費用

マンションの大規模修繕に必要な費用の目安と相場

建物は竣工した時点から劣化が始まります。それはどの建物であっても避けらないことです。

お住まいのマンションを劣化から守り、快適な住環境を維持するために行う工事を『大規模修繕工事』と呼びます。

大規模修繕工事は、定期的に建物診断の実施を行い、診断結果に基づいて作成された修繕計画に基づき行われます。

大規模修繕工事は外壁の修繕や屋上防水の修繕等を中心に2~3ヶ月(50戸以上のマンションだと4~6ヶ月かかる場合もあります)の時間をかけて行われます。

分譲マンションの寿命は50年~60年と言われる中、大規模修繕工事は、「元の状態に戻す」だけでなく、「建物の資産価値向上」のための工事でもあります。

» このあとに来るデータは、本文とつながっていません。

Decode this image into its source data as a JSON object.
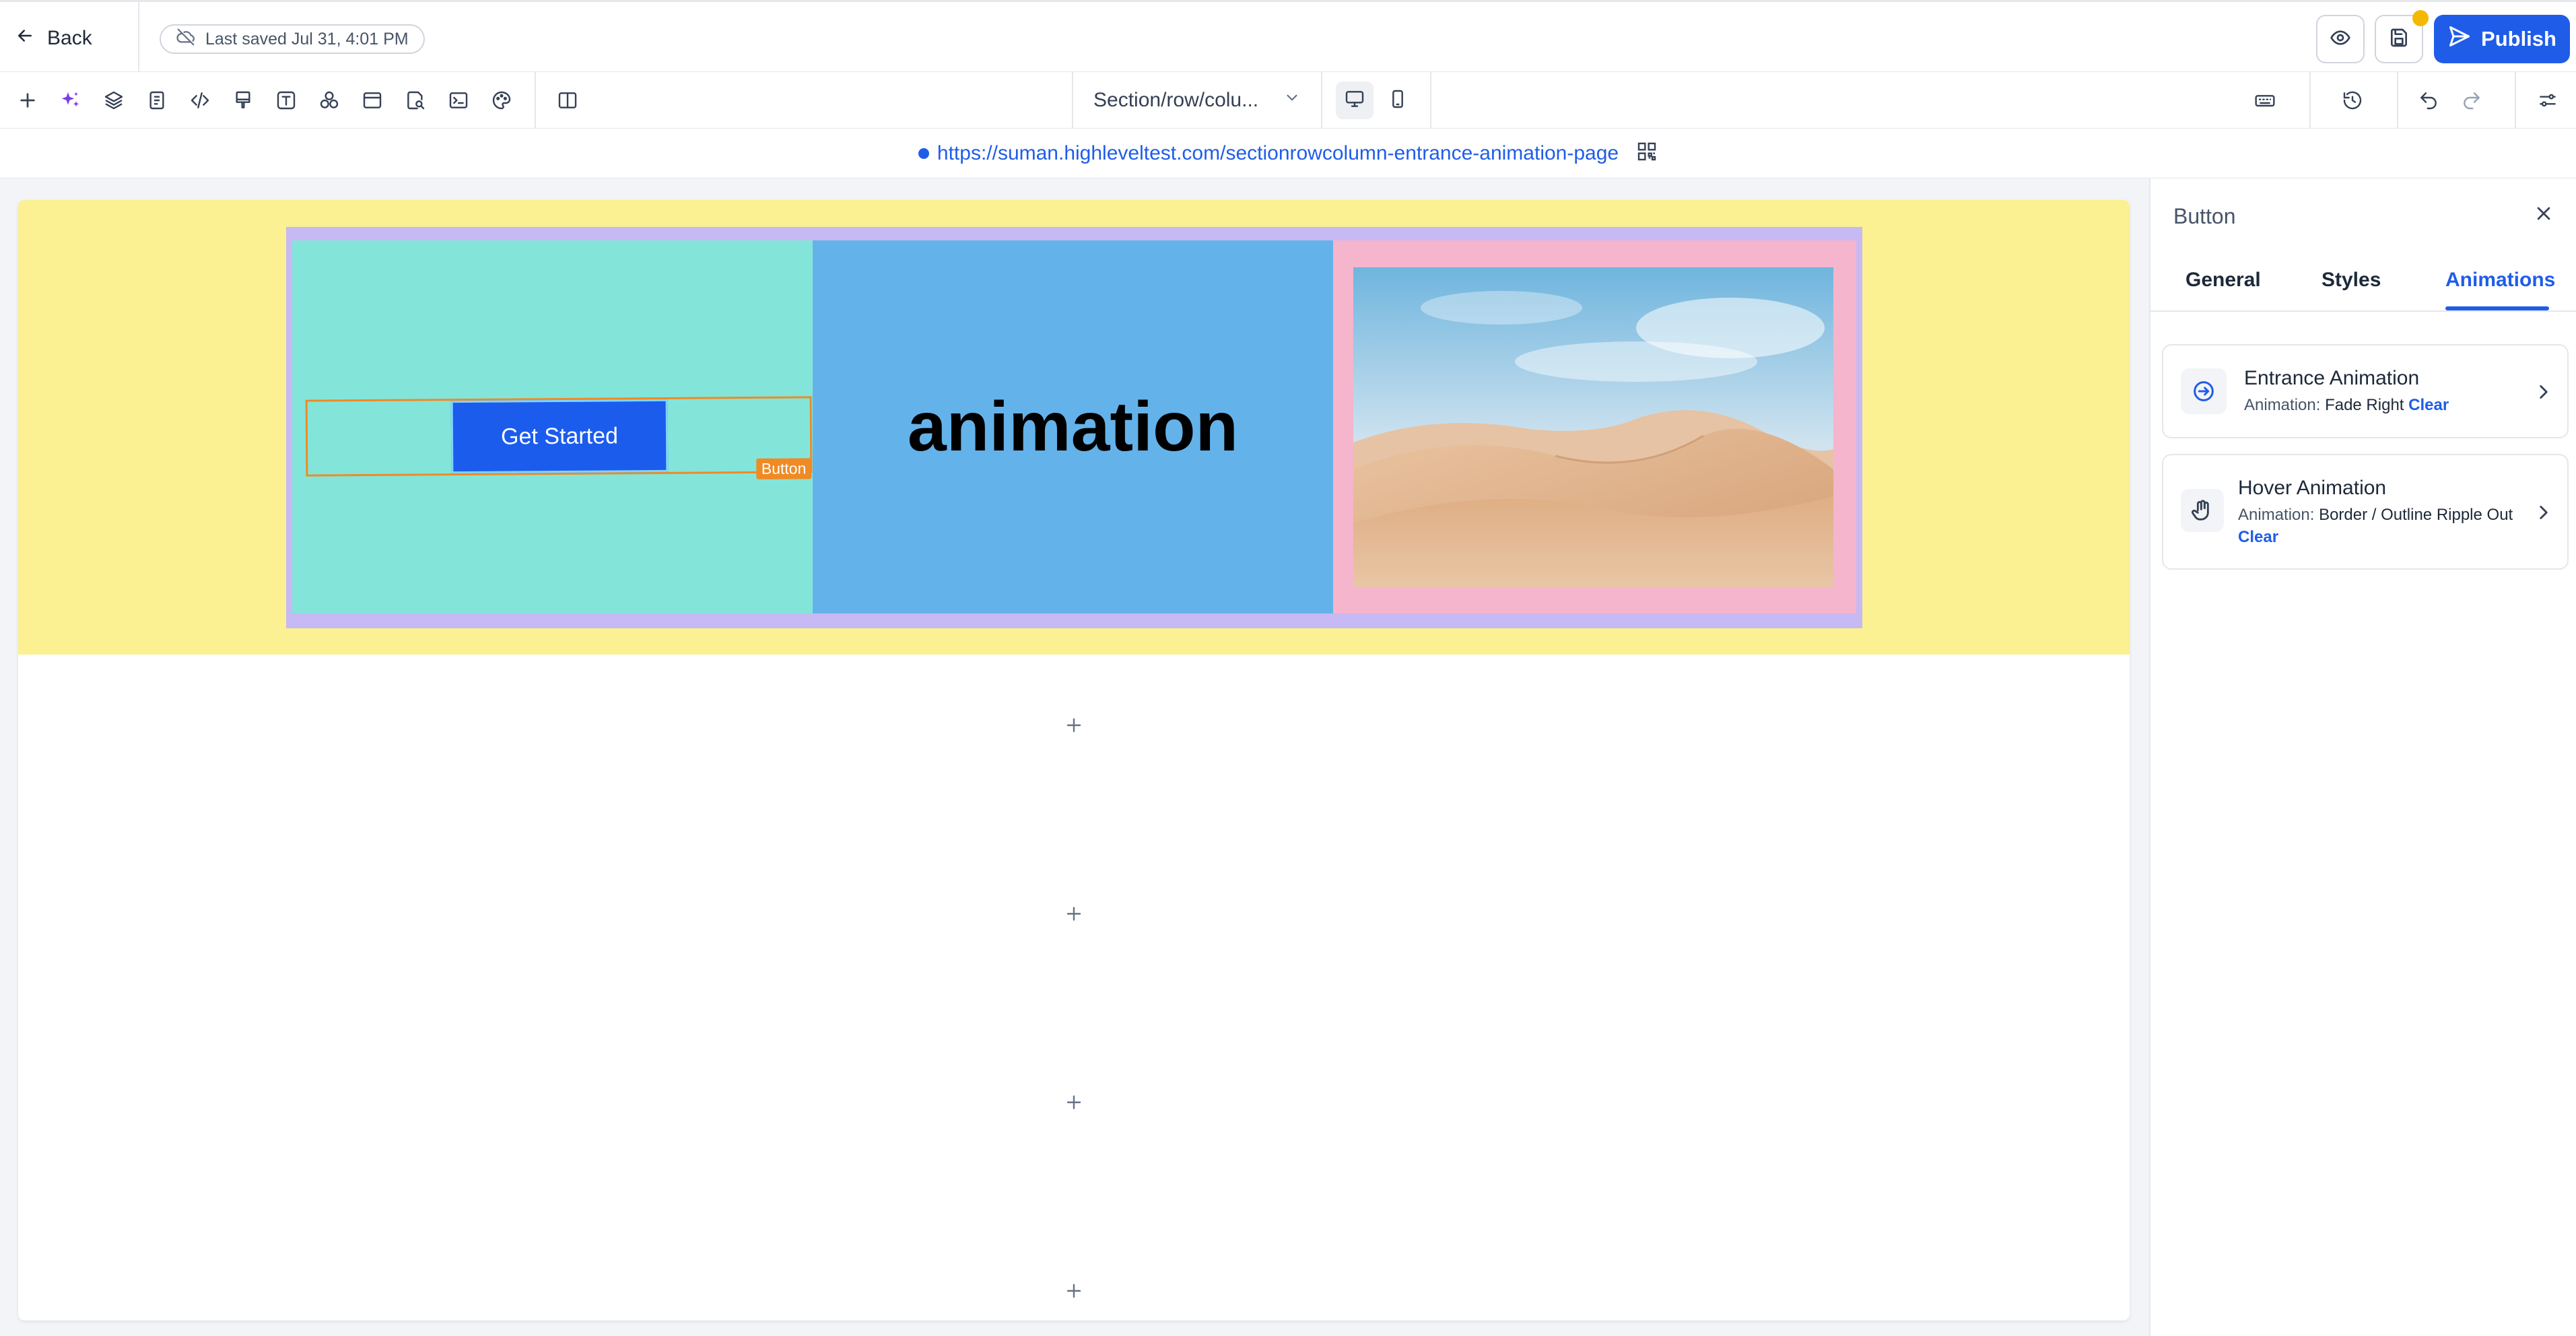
{
  "header": {
    "back_label": "Back",
    "last_saved": "Last saved Jul 31, 4:01 PM",
    "publish_label": "Publish",
    "badge_color": "#f5b800",
    "accent_color": "#1f5de8"
  },
  "toolbar": {
    "tools": [
      "add-icon",
      "ai-sparkle-icon",
      "layers-icon",
      "pages-icon",
      "code-icon",
      "paint-bucket-icon",
      "typography-icon",
      "shapes-icon",
      "layout-icon",
      "search-page-icon",
      "terminal-icon",
      "palette-icon",
      "columns-icon"
    ],
    "page_selector": "Section/row/colu...",
    "devices": [
      "desktop-icon",
      "mobile-icon"
    ],
    "right_tools": [
      "keyboard-icon",
      "history-icon",
      "undo-icon",
      "redo-icon",
      "settings-sliders-icon"
    ]
  },
  "urlbar": {
    "url": "https://suman.highleveltest.com/sectionrowcolumn-entrance-animation-page"
  },
  "canvas": {
    "section_color": "#fbf092",
    "row_color": "#c7b9f3",
    "column_colors": [
      "#83e5da",
      "#64b2ea",
      "#f5b5cc"
    ],
    "button_label": "Get Started",
    "selection_tag": "Button",
    "headline": "animation",
    "image": "desert-dunes-photo"
  },
  "panel": {
    "title": "Button",
    "tabs": [
      "General",
      "Styles",
      "Animations"
    ],
    "active_tab": "Animations",
    "cards": [
      {
        "title": "Entrance Animation",
        "label": "Animation:",
        "value": "Fade Right",
        "action": "Clear",
        "icon": "entrance-arrow-icon"
      },
      {
        "title": "Hover Animation",
        "label": "Animation:",
        "value": "Border / Outline Ripple Out",
        "action": "Clear",
        "icon": "hand-pointer-icon"
      }
    ]
  }
}
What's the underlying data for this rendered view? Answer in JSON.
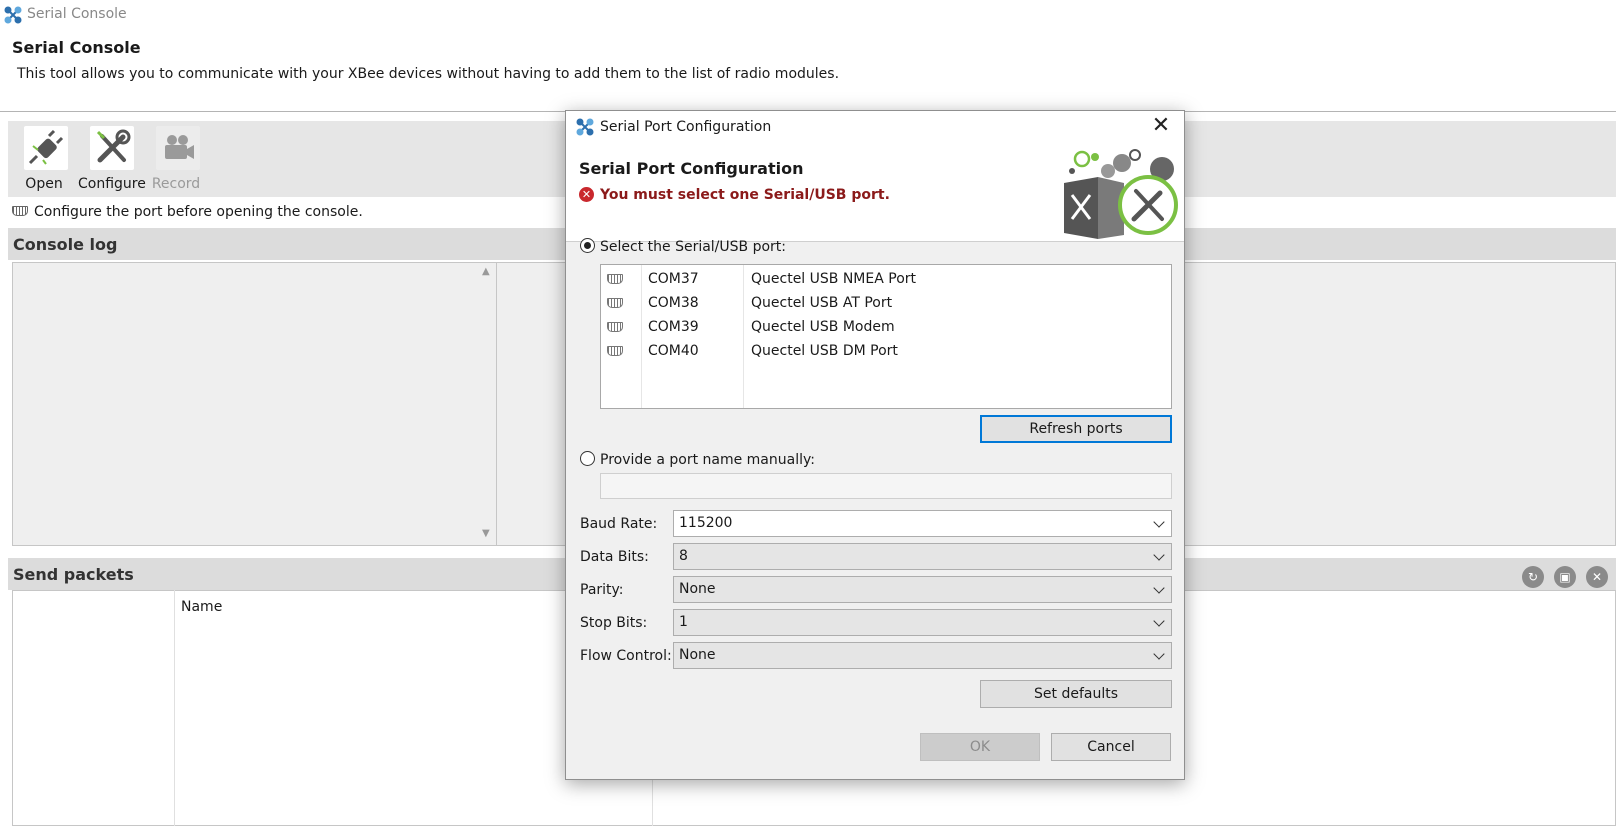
{
  "app": {
    "window_title": "Serial Console",
    "header_title": "Serial Console",
    "header_description": "This tool allows you to communicate with your XBee devices without having to add them to the list of radio modules.",
    "toolbar": {
      "open_label": "Open",
      "configure_label": "Configure",
      "record_label": "Record"
    },
    "status_message": "Configure the port before opening the console.",
    "console_log_title": "Console log",
    "send_packets_title": "Send packets",
    "send_packets_column": "Name"
  },
  "dialog": {
    "window_title": "Serial Port Configuration",
    "heading": "Serial Port Configuration",
    "error_message": "You must select one Serial/USB port.",
    "select_port_label": "Select the Serial/USB port:",
    "ports": [
      {
        "port": "COM37",
        "description": "Quectel USB NMEA Port"
      },
      {
        "port": "COM38",
        "description": "Quectel USB AT Port"
      },
      {
        "port": "COM39",
        "description": "Quectel USB Modem"
      },
      {
        "port": "COM40",
        "description": "Quectel USB DM Port"
      }
    ],
    "refresh_button": "Refresh ports",
    "manual_port_label": "Provide a port name manually:",
    "manual_port_value": "",
    "fields": {
      "baud_rate": {
        "label": "Baud Rate:",
        "value": "115200"
      },
      "data_bits": {
        "label": "Data Bits:",
        "value": "8"
      },
      "parity": {
        "label": "Parity:",
        "value": "None"
      },
      "stop_bits": {
        "label": "Stop Bits:",
        "value": "1"
      },
      "flow_control": {
        "label": "Flow Control:",
        "value": "None"
      }
    },
    "set_defaults_button": "Set defaults",
    "ok_button": "OK",
    "cancel_button": "Cancel"
  },
  "colors": {
    "accent": "#0078d7",
    "error": "#8b1a1a",
    "green": "#7bc043"
  }
}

では、大規模修繕の工事費用はどのくらい掛かるのでしょうか?そして費用が足りない場合にはどのような対応をすべきでしょうか?

大規模修繕の費用の目安と相場、そして足りない場合にすべきことをご紹介していきます。

大規模修繕工事の費用の目安について

大規模修繕工事の費用の目安でよく言われるのは戸あたり100万ですが、概ね『75万円~125万円』と幅をもたせて考えておくといいでしょう。なお100万のこの範囲の中央値です。

仮に40戸で8階建であれば、3,000万円~5,000万円の費用が大規模修繕の工事費の目安ということになります。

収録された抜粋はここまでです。